Muhammad Masykur Izzy Baiquni
“Ketika seseorang membatasi tindakan yang akan dilakukannya, ia membatasi tindakan yang mampu dilakukannya” Charles Schwab
Beberapa hari ini saya menemani Ketua LP Ma’arif NU Kabupaten Malang dalam berbagai undangan acara wisuda. Beliau terus menghimbau bahwa pendidikan harus dikembangkan dengan rasa bahagia sebagai salah satu esensi dari Merdeka Belajar. Memahami Merdeka Belajar tidak bisa lepas dari kebahagiaan belajar untuk menemukan potensi. Guru menemukan potensi murid untuk terus ditumbuhkembangkan.
Harapannya adalah ketika seseorang memahami potensinya, Dia bisa fokus untuk mengembangkan potensi tersebut, fokus untuk terus melakukan pengembangan diri sesuai dengan potens yang dimiliki dan tidak harus menjadi seperti orang lain.
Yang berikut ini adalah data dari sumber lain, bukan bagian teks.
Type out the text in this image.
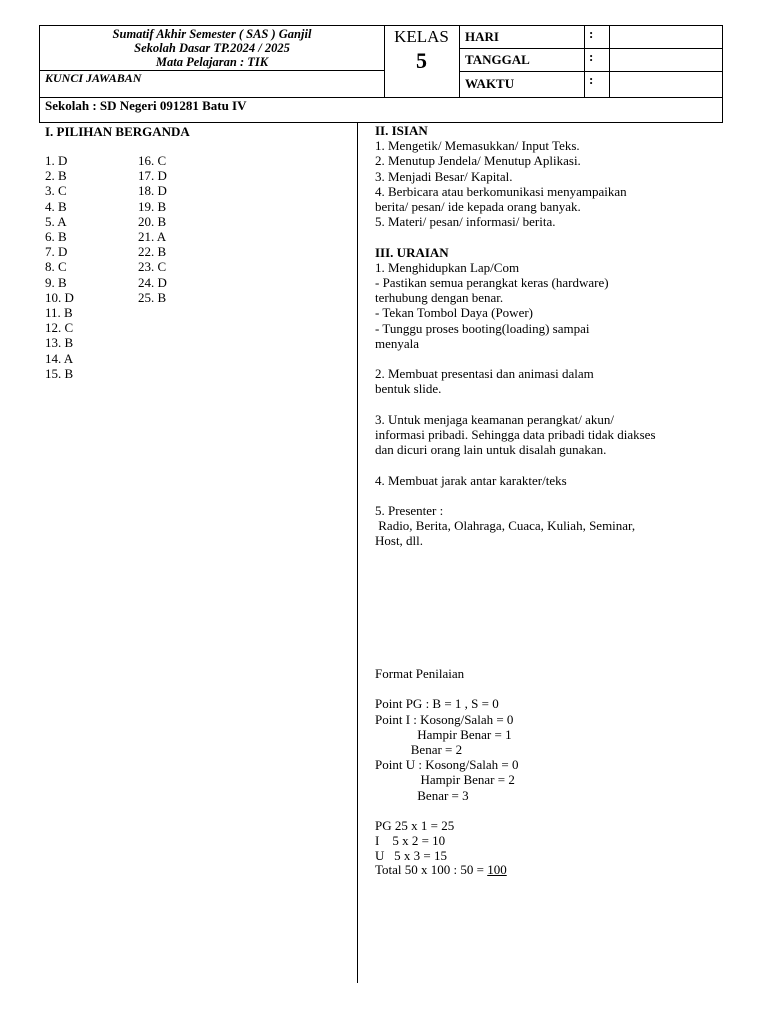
Sumatif Akhir Semester ( SAS ) Ganjil
Sekolah Dasar TP.2024 / 2025
Mata Pelajaran : TIK
KUNCI JAWABAN
KELAS
5
HARI
TANGGAL
WAKTU
:
:
:
Sekolah : SD Negeri 091281 Batu IV
I. PILIHAN BERGANDA
1. D
2. B
3. C
4. B
5. A
6. B
7. D
8. C
9. B
10. D
11. B
12. C
13. B
14. A
15. B
16. C
17. D
18. D
19. B
20. B
21. A
22. B
23. C
24. D
25. B
II. ISIAN
1. Mengetik/ Memasukkan/ Input Teks.
2. Menutup Jendela/ Menutup Aplikasi.
3. Menjadi Besar/ Kapital.
4. Berbicara atau berkomunikasi menyampaikan
berita/ pesan/ ide kepada orang banyak.
5. Materi/ pesan/ informasi/ berita.
III. URAIAN
1. Menghidupkan Lap/Com
- Pastikan semua perangkat keras (hardware)
terhubung dengan benar.
- Tekan Tombol Daya (Power)
- Tunggu proses booting(loading) sampai
menyala
2. Membuat presentasi dan animasi dalam
bentuk slide.
3. Untuk menjaga keamanan perangkat/ akun/
informasi pribadi. Sehingga data pribadi tidak diakses
dan dicuri orang lain untuk disalah gunakan.
4. Membuat jarak antar karakter/teks
5. Presenter :
Radio, Berita, Olahraga, Cuaca, Kuliah, Seminar,
Host, dll.
Format Penilaian
Point PG : B = 1 , S = 0
Point I : Kosong/Salah = 0
Hampir Benar = 1
Benar = 2
Point U : Kosong/Salah = 0
Hampir Benar = 2
Benar = 3
PG 25 x 1 = 25
I    5 x 2 = 10
U   5 x 3 = 15
Total 50 x 100 : 50 = 100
Beragam assesment kemudian dibuat untuk mengukur potensi yang dimiliki oleh seseorang. Namun apakah bisa mengukur semua potensi yang dimilikinya?
Saya tertarik dengan apa yang ditulis oleh Robert J. Kriegel dan Louis Patler dalam Buku “If it Ain’t Broke… Break it” bahwa Kita semua (manusia) sama sekali tidak memiliki petunjuk tentang batasan-batasan manusia. Seluruh tes, penghitung waktu, dan garis akhir di dunia tidak mampu mengukur potensi manusia. Saat seseorang tengah mengejar impiannya, mereka akan melesat melampaui batasan-batasan mereka sendiri. Potensi yang ada di dalam diri kita tidak terbatas dan banyak belum dimanfaatkan. Ketika Anda memikirkan batasan, sesungguhnya Anda sendiri yang menciptakan batasan tersebut.
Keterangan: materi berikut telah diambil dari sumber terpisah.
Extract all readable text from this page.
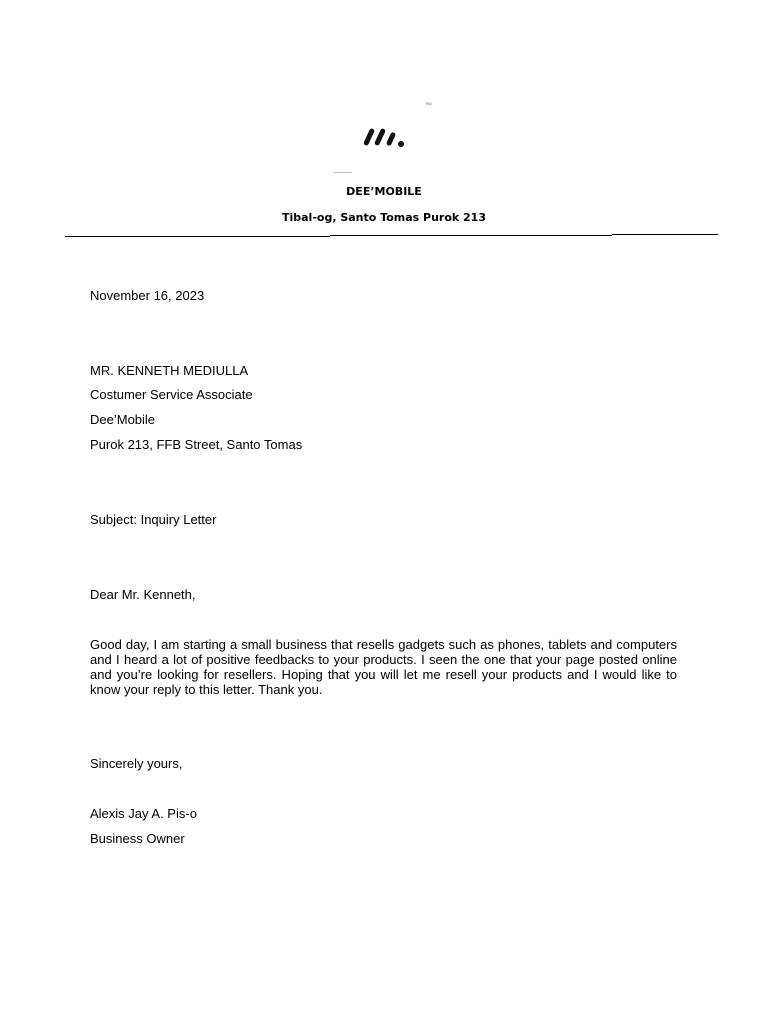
eG
DEE’MOBILE
Tibal-og, Santo Tomas Purok 213
November 16, 2023
MR. KENNETH MEDIULLA
Costumer Service Associate
Dee’Mobile
Purok 213, FFB Street, Santo Tomas
Subject: Inquiry Letter
Dear Mr. Kenneth,
Good day, I am starting a small business that resells gadgets such as phones, tablets and computers and I heard a lot of positive feedbacks to your products. I seen the one that your page posted online and you’re looking for resellers. Hoping that you will let me resell your products and I would like to know your reply to this letter. Thank you.
Sincerely yours,
Alexis Jay A. Pis-o
Business Owner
Begitu besarnya potensi manusia yang dianugerahkan oleh Allah swt dan wajib kita mensyukurinya. Namun pikiran saya kembali menyeruak, apakah seseorang bisa mencapai potensi yang dimiliki secara maksimal untuk digunakan?. Saya menemukan kutipan yang ditulis oleh Maxwell. Ia mengutip penjelasan yang ditulis oleh John Powell sang penulis The Secret of Staying in Love. John Powell menguraikan bahwa rerata seseorang hanya meraih 10% atas potensinya, hanya melihat 10% keindahan yang ada di sekitarnya, hanya mendengar 10% musik dan puisi, hanya mencium 10% wewangian, dan hanya merasakan 10 % nikmat hidup. Powell juga menulis bahwa banyak orang yang tidak mampu melihat atau memaksimalkan potensi mereka.
Seseorang akan lebih mudah mencapai potensinya ketika mereka memusatkan perhatian pada kekuatan mereka daripada kelemahan mereka. Disinilah saya pikir perlunya kesadaran untuk memahami potensi diri. Satu-satunya cara untuk mencapai potensi terbaik adalah dengan mengembangkan kekuatan yang ada dalam potensi diri.
Tentunya untuk mencapai kekuatan potensi maksimal kita akan mendapatkan beragam tantangan. Sebuah komentar yang disampaikan oleh Sharon Wood, seorang wanita pendaki Gunung Everest, ia berkata “Saya mendapati bahwa ini bukan kekuatan fisik, tapi masalah kekuatan psikologis. Keinginan menaklukkan gunung berada dalam pikiran saya untuk menembus penghalang yang membatasi diri saya, lalu menerobos sesuatu yang disebut sebagai potensi, yang 90 % jarang kita gunakan.”